Cela ne serait que le début d’une série de faits mystérieux et mystiques qui allaient laisser une empreinte indélébile sur nos vies, tant durant notre enfance que dans notre vie d’adulte. Les événements surnaturels qui se sont déroulés cette nuit-là ont déclenché une chaîne d’événements dont les conséquences allaient se révéler inéluctables. Ces expériences mystérieuses allaient continuer à hanter nos pensées et à façonner notre perception du monde, laissant une empreinte profonde et durable sur notre existence.

Ma mère nous a ensuite accompagnés chez une de ses copines, car elle ne voulait pas que nous dormions une nuit de plus dans cette maison de l’horreur. Quelques semaines plus tard, nous avons déménagé dans l’urgence, à environ trois kilomètres de l’ancienne maison, dans un modeste appartement avec deux chambres, bien plus petit que le précédent et avec une cour commune.

Chapitre 7

Ma mère tomba gravement malade et c’est à cette époque que j’ai commencé à mesurer l’ampleur de l’amour que je lui portais. À l’hôpital, les médecins n’arrivaient pas à savoir de quoi elle souffrait. Désespérée en se rendant compte que l’hôpital ne parvenait pas à la guérir, ma maman a dû se résoudre, sur le conseil des médecins, à retourner au village pour se faire soigner à l’indigène, c’est-à-dire par voie divine. Et elle retrouva la santé.

Une nuit, durant le séjour de ma maman au village, Désiré a essayé d’abuser sexuellement de Prudence. Papa fut alerté par ses cris et il vint à sa rescousse, infligeant un châtiment corporel à Désiré. Puis, comme à chaque fois, ce fut le silence. Un silence terrible. Personne ne parlait des agissements de mon frère.

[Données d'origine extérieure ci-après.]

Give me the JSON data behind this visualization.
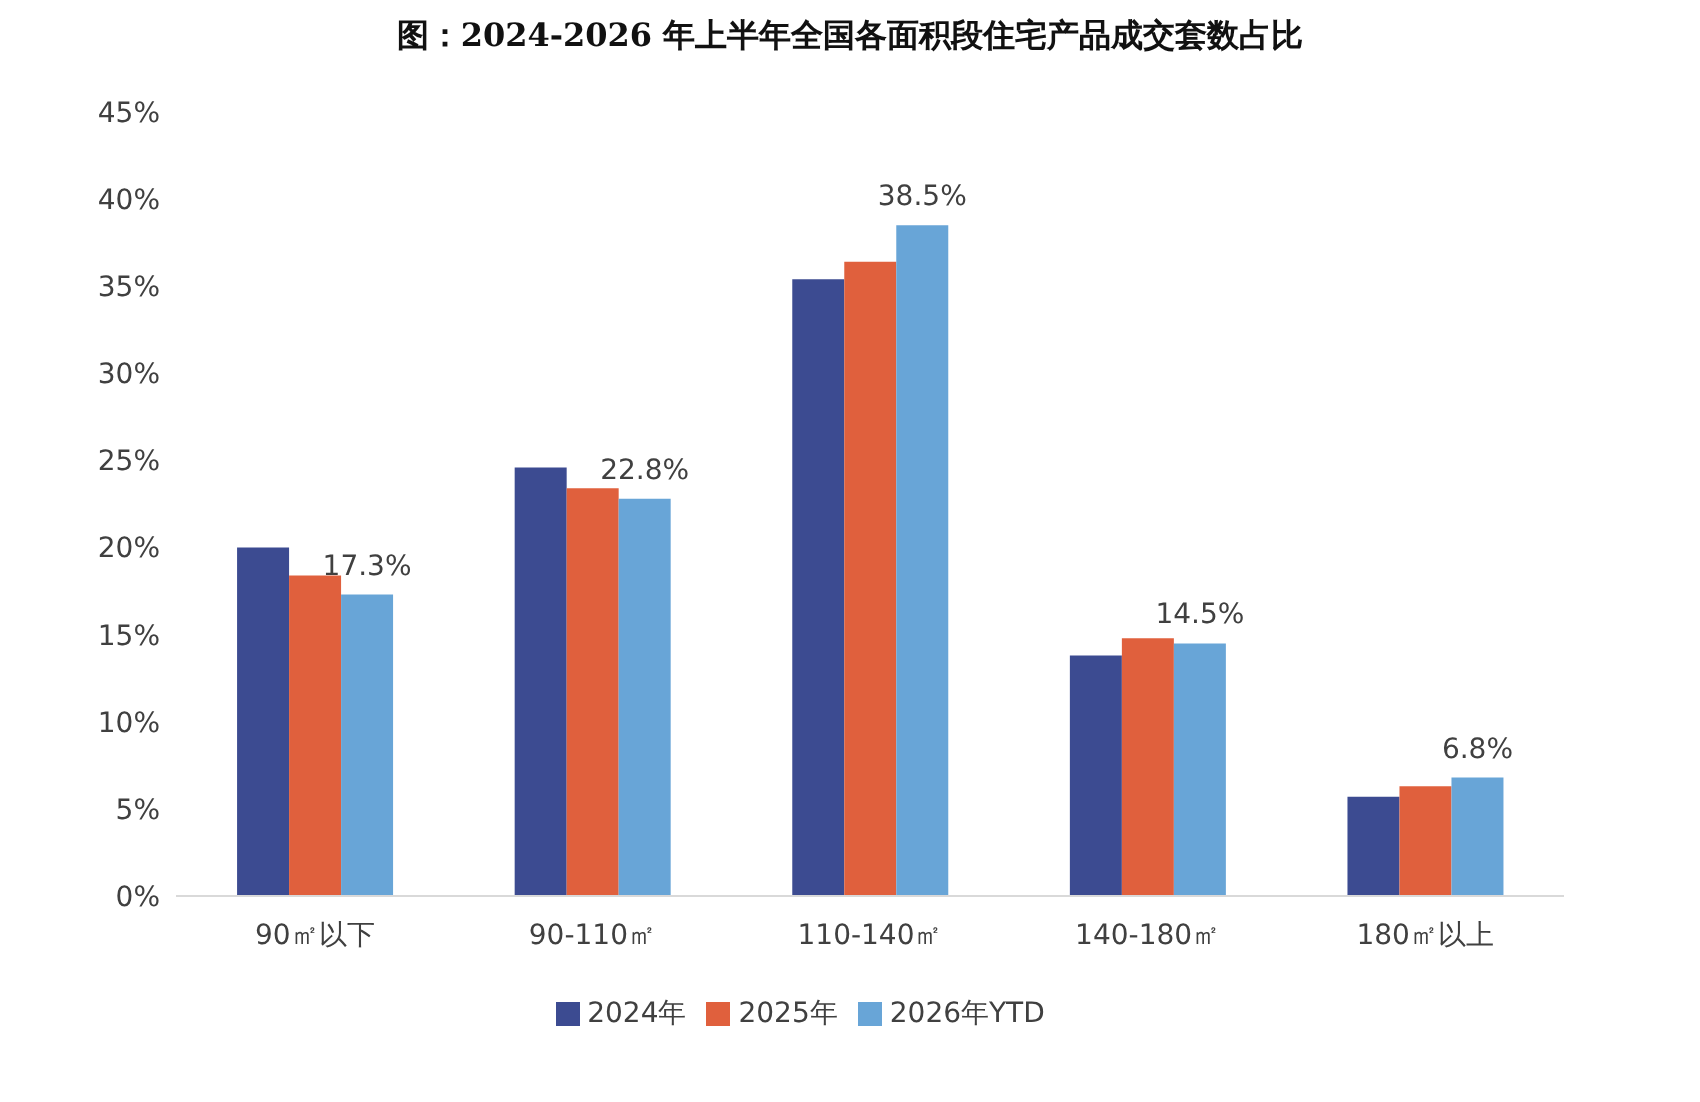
{
  "chart_data": {
    "type": "bar",
    "title": "图：2024-2026 年上半年全国各面积段住宅产品成交套数占比",
    "categories": [
      "90㎡以下",
      "90-110㎡",
      "110-140㎡",
      "140-180㎡",
      "180㎡以上"
    ],
    "series": [
      {
        "name": "2024年",
        "color": "#3c4b91",
        "values": [
          20.0,
          24.6,
          35.4,
          13.8,
          5.7
        ]
      },
      {
        "name": "2025年",
        "color": "#e0603d",
        "values": [
          18.4,
          23.4,
          36.4,
          14.8,
          6.3
        ]
      },
      {
        "name": "2026年YTD",
        "color": "#68a5d7",
        "values": [
          17.3,
          22.8,
          38.5,
          14.5,
          6.8
        ],
        "value_labels": [
          "17.3%",
          "22.8%",
          "38.5%",
          "14.5%",
          "6.8%"
        ]
      }
    ],
    "ylim": [
      0,
      45
    ],
    "yticks": [
      {
        "value": 0,
        "label": "0%"
      },
      {
        "value": 5,
        "label": "5%"
      },
      {
        "value": 10,
        "label": "10%"
      },
      {
        "value": 15,
        "label": "15%"
      },
      {
        "value": 20,
        "label": "20%"
      },
      {
        "value": 25,
        "label": "25%"
      },
      {
        "value": 30,
        "label": "30%"
      },
      {
        "value": 35,
        "label": "35%"
      },
      {
        "value": 40,
        "label": "40%"
      },
      {
        "value": 45,
        "label": "45%"
      }
    ],
    "grid": false,
    "legend": "bottom"
  }
}
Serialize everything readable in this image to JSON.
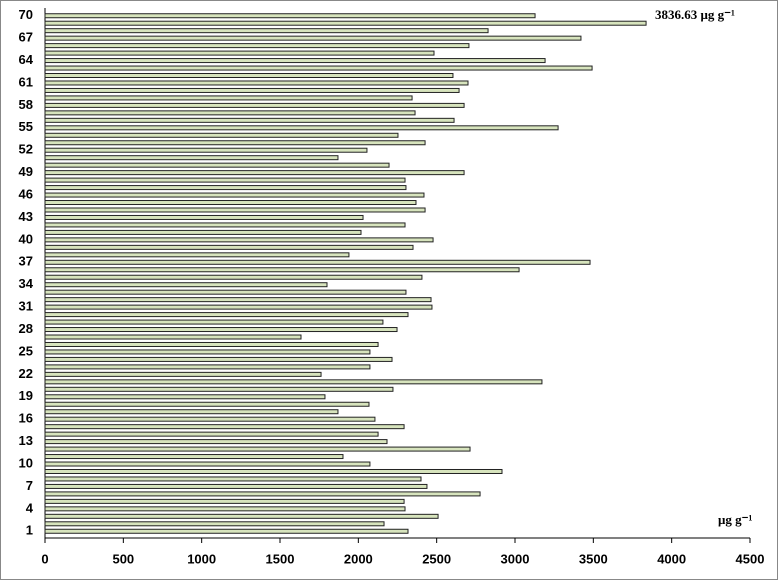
{
  "chart_data": {
    "type": "barh",
    "categories": [
      "1",
      null,
      null,
      "4",
      null,
      null,
      "7",
      null,
      null,
      "10",
      null,
      null,
      "13",
      null,
      null,
      "16",
      null,
      null,
      "19",
      null,
      null,
      "22",
      null,
      null,
      "25",
      null,
      null,
      "28",
      null,
      null,
      "31",
      null,
      null,
      "34",
      null,
      null,
      "37",
      null,
      null,
      "40",
      null,
      null,
      "43",
      null,
      null,
      "46",
      null,
      null,
      "49",
      null,
      null,
      "52",
      null,
      null,
      "55",
      null,
      null,
      "58",
      null,
      null,
      "61",
      null,
      null,
      "64",
      null,
      null,
      "67",
      null,
      null,
      "70"
    ],
    "values": [
      2317,
      2164,
      2509,
      2298,
      2292,
      2777,
      2438,
      2400,
      2917,
      2074,
      1902,
      2713,
      2183,
      2126,
      2292,
      2106,
      1870,
      2068,
      1787,
      2221,
      3172,
      1762,
      2074,
      2215,
      2074,
      2126,
      1634,
      2247,
      2157,
      2317,
      2470,
      2464,
      2304,
      1800,
      2406,
      3026,
      3479,
      1940,
      2349,
      2477,
      2017,
      2298,
      2030,
      2426,
      2368,
      2419,
      2304,
      2298,
      2675,
      2196,
      1870,
      2055,
      2426,
      2253,
      3275,
      2611,
      2362,
      2675,
      2343,
      2643,
      2700,
      2604,
      3492,
      3192,
      2483,
      2706,
      3421,
      2828,
      3836.63,
      3128
    ],
    "color": "#d7e4bd",
    "xlim": [
      0,
      4500
    ],
    "xticks": [
      0,
      500,
      1000,
      1500,
      2000,
      2500,
      3000,
      3500,
      4000,
      4500
    ],
    "annotations": [
      "3836.63 μg g⁻¹",
      "μg g⁻¹"
    ]
  }
}
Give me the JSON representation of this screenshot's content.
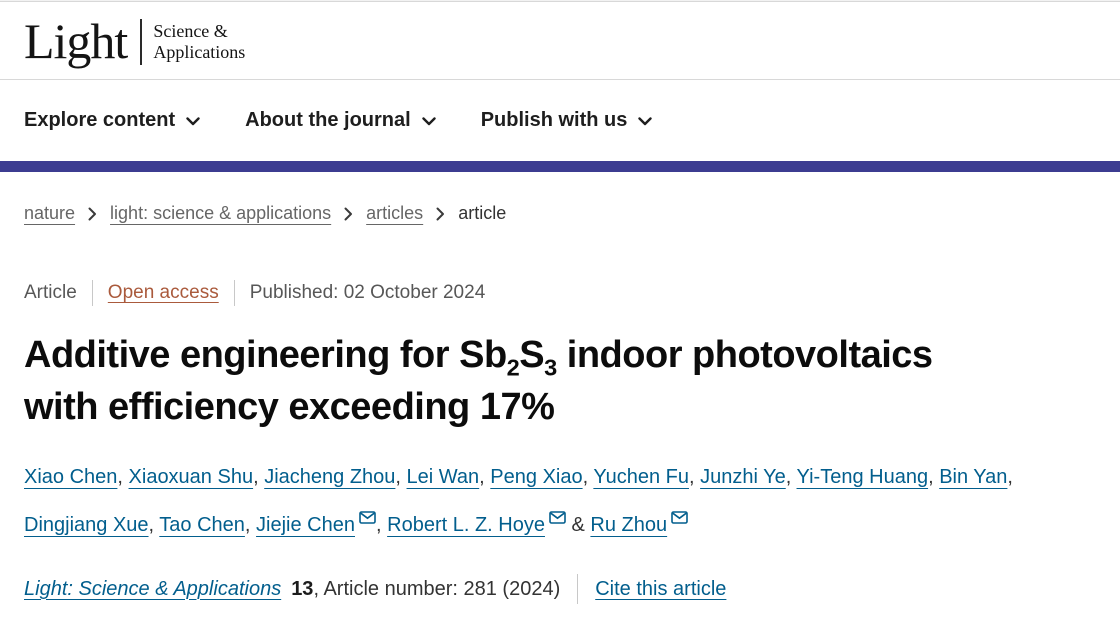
{
  "colors": {
    "accent_bar": "#3c3c91",
    "link_teal": "#025e8d",
    "open_access": "#aa5a3c"
  },
  "header": {
    "logo": {
      "title": "Light",
      "subtitle_line1": "Science &",
      "subtitle_line2": "Applications"
    },
    "nav": [
      {
        "label": "Explore content"
      },
      {
        "label": "About the journal"
      },
      {
        "label": "Publish with us"
      }
    ]
  },
  "breadcrumb": [
    {
      "label": "nature",
      "link": true
    },
    {
      "label": "light: science & applications",
      "link": true
    },
    {
      "label": "articles",
      "link": true
    },
    {
      "label": "article",
      "link": false
    }
  ],
  "article": {
    "meta": {
      "type_label": "Article",
      "open_access_label": "Open access",
      "published_label": "Published: 02 October 2024"
    },
    "title_segments": [
      {
        "text": "Additive engineering for Sb"
      },
      {
        "text": "2",
        "sub": true
      },
      {
        "text": "S"
      },
      {
        "text": "3",
        "sub": true
      },
      {
        "text": " indoor photovoltaics"
      },
      {
        "br": true
      },
      {
        "text": "with efficiency exceeding 17%"
      }
    ],
    "authors_meta": {
      "separator": ", ",
      "last_separator": "&"
    },
    "authors": [
      {
        "name": "Xiao Chen"
      },
      {
        "name": "Xiaoxuan Shu"
      },
      {
        "name": "Jiacheng Zhou"
      },
      {
        "name": "Lei Wan"
      },
      {
        "name": "Peng Xiao"
      },
      {
        "name": "Yuchen Fu"
      },
      {
        "name": "Junzhi Ye"
      },
      {
        "name": "Yi-Teng Huang"
      },
      {
        "name": "Bin Yan"
      },
      {
        "name": "Dingjiang Xue"
      },
      {
        "name": "Tao Chen"
      },
      {
        "name": "Jiejie Chen",
        "email": true
      },
      {
        "name": "Robert L. Z. Hoye",
        "email": true
      },
      {
        "name": "Ru Zhou",
        "email": true
      }
    ],
    "citation": {
      "journal": "Light: Science & Applications",
      "volume": "13",
      "article_number_text": ", Article number: 281 (2024)",
      "cite_label": "Cite this article"
    }
  }
}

Au retour de notre mère, une nouvelle étape de notre vie a commencé. Cette fois-ci, nous avons déménagé dans un autre quartier, laissant derrière nous notre ancien appartement pour une plus grande demeure avec trois chambres. La particularité de cette maison était une salle très spacieuse d’environ 120 m2, ou peut-être même plus, mais qui ne possédait aucune ouverture sur l’extérieur. Cette salle allait devenir notre réduit, un espace où nous entreposions nos provisions de nourriture et nos réserves d’eau potable. Ce déménagement a également été l’opportunité d’un renouveau dans notre vie. Le voisinage était accueillant et bienveillant, ce qui nous a donné le sentiment d’appartenir à une communauté chaleureuse.

La perspective de vivre dans cette grande maison, avec suffisamment d’espace pour chacun d’entre nous, était un changement bienvenu offrant des possibilités et des défis nouveaux à notre famille. Le réduit était une pièce exceptionnellement sombre, de jour comme de nuit. Pour ajouter à la difficulté, l’interrupteur était situé à quelques mètres de la porte, ce qui signifiait que l’on devait pénétrer dans cette obscurité épaisse avant de pouvoir accéder à la lumière, qui était une denrée rare dans notre vie, car les coupures d’électricité étaient fréquentes, rendant chaque instant de luminosité précieux. La simple présence de lumière était une source dejoie.

La tâche récurrente pour Hortense et moi consistait à entrer dans cette pièce sombre pour aller chercher de l’eau pour nos aînésqui nous y envoyaient à plusieurs reprises chaque jour. L’angoisse nous serrait la gorge à chaque fois que nous entrions dans cet endroit obscur, en particulier après l’expérience récente qui nous avait profondément marquées. Cette peur était plus spécifiquement la mienne. Certains sujets étant tabous en Afrique, nous n’avions jamais discuté de l’entité que nous avions aperçue. Je ne savais pas comment Hortense avait vécu cette expérience, nous n’en avions jamais parlé et gardions nos émotions pour nous-mêmes.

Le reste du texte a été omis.